Vought, Republican Sen. Mike Lee of Utah said on Fox News, “has been dreaming about and preparing for his moment since puberty.”

As I wrote in a profile of Vought from 2024, the bespectacled official spent years as a Washington insider and government bureaucrat before becoming the architect of a supersized second Trump presidency.

An avowed Christian nationalist and dedicated America First warrior, he once described the job of OMB director as the “keeper of ‘commander’s intent” and criticized the federal bureaucracy for standing in the way of the president’s agenda. During Trump’s first term, Vought tried to implement an executive order that would have made it easier for political appointees to fire career civil servants and replace them with MAGA loyalists. Now, he’s getting to realize his vision while earning points with the president.

For some of his neighbors, it is personal. “You stare it in the face when he’s there,” one person said. “This is the guy, you know.”

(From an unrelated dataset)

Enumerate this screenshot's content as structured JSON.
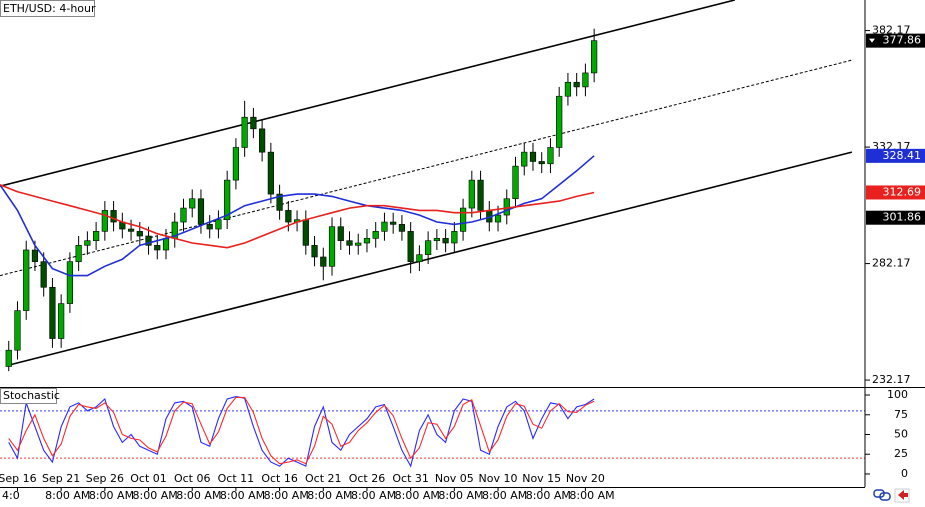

Another neighbor I talked to, who also asked not to be named, said many in the neighborhood find Vought’s policies and actions “abhorrent.”

“He takes food and health care from the neediest and tries to, in his words, traumatize people—then he calls himself a Christian,” the neighbor said. “Pretty despicable. You asked what it is like living near such a man. Frankly, I’d rather not, but this is a wonderful neighborhood and, unlike Mr. Vought himself, we do not want our neighbors (even Mr. Vought) to be traumatized. So we just live with it.”